4. Tekrarlayan gebelik kaybı sonrası gebe kalan gebelerde amniyosentez, koryon villüs örneklemesi, kordosentez gibi anne karnında girişimsel işlemler ile gebelik materyalinin kromozom analizi hakkında kesin bilgi edinilebilmektedir.
Bir sonraki gebeliğinin sorunsuz olması için?

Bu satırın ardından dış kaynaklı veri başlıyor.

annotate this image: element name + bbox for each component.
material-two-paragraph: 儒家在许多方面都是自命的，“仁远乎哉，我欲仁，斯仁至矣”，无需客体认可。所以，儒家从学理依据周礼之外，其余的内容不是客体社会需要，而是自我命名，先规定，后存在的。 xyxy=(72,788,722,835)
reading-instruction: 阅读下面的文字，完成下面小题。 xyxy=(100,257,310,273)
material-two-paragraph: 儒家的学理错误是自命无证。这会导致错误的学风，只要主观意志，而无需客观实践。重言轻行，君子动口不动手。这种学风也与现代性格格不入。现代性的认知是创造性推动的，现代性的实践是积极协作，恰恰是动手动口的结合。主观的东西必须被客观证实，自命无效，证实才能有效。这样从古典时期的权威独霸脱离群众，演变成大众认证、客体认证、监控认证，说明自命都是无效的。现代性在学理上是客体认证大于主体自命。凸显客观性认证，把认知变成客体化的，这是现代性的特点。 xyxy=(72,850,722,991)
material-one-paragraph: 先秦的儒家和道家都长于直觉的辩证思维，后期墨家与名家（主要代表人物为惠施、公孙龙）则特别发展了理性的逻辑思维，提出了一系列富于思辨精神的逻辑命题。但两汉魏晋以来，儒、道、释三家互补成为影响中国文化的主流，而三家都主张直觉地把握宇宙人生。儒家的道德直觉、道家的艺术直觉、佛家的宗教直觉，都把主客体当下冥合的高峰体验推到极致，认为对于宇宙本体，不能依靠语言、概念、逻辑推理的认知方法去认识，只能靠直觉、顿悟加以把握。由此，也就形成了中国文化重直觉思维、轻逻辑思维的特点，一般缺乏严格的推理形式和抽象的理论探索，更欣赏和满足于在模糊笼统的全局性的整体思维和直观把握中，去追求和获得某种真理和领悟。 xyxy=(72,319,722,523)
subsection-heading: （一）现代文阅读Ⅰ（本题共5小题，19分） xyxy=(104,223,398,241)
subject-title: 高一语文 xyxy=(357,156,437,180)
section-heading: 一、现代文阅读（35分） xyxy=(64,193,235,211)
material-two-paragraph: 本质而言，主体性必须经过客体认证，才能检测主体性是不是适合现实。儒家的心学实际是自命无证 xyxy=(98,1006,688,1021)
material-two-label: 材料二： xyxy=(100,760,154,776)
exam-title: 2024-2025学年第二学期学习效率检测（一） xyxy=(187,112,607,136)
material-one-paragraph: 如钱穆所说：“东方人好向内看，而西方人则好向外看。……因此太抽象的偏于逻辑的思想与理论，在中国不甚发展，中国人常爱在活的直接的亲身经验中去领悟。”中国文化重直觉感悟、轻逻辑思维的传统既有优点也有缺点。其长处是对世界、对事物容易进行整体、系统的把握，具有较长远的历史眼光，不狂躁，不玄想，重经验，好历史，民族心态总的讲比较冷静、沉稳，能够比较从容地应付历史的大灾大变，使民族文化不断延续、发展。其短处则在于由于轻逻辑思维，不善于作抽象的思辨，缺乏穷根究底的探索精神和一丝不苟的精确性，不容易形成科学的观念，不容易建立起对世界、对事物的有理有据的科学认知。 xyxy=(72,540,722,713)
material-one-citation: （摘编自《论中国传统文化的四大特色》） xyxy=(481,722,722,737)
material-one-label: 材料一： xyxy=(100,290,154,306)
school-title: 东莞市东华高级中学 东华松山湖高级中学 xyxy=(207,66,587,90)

Özellikle tekrarlayan düşük, erken doğum, su gelmesi ve anne karnında fetüsün ölümüyle sonuçlanan hasta grubunda, hastanın bir sonraki gebeliğine ışık tutabilecek araştırma ve incelemeler yapılmaktadır. Bu yöntemle rahim içi enfeksiyonlar, bağışıklık sistemine ait problemler, bazı pıhtılaşma bozuklukları ve rahim yatağı ve plasentada oluşan damarsal anormallikler ve kanlanma problemlerini tespit edebilmekteyiz. Düzenli takip çok önemli Saptadığımız anormalliklerin bir kısmında hastaları gebe kalmadan önce takibe alıp pek çok değişik ilaçları tedavide gebelik öncesinde; bazılarını da gebe kalır kalmaz kullandırmaya başlıyoruz. Yine aynı incelemelerde saptanan değişiklikler yönünde hastayı bir sonraki gebeliğinde takip şeklimiz değişmekte ve normal bir gebe takibinden tamamen farklılaşabilmektedir. Bu yüzden bu hasta grubunda normalde doğum sonrasında artık materyal olarak kabul edilen ve imha edilen plasenta ve zarların patolojik incelemelere olanak verecek şekilde saklanması önem arz etmektedir. Böylece gebeliklerinde problem yaşamış olan pek çok hasta ileride sağlıklı bir gebelik sonrasında sağlıklı bebeklere kavuşma fırsatına kavuşmuş olacaktır.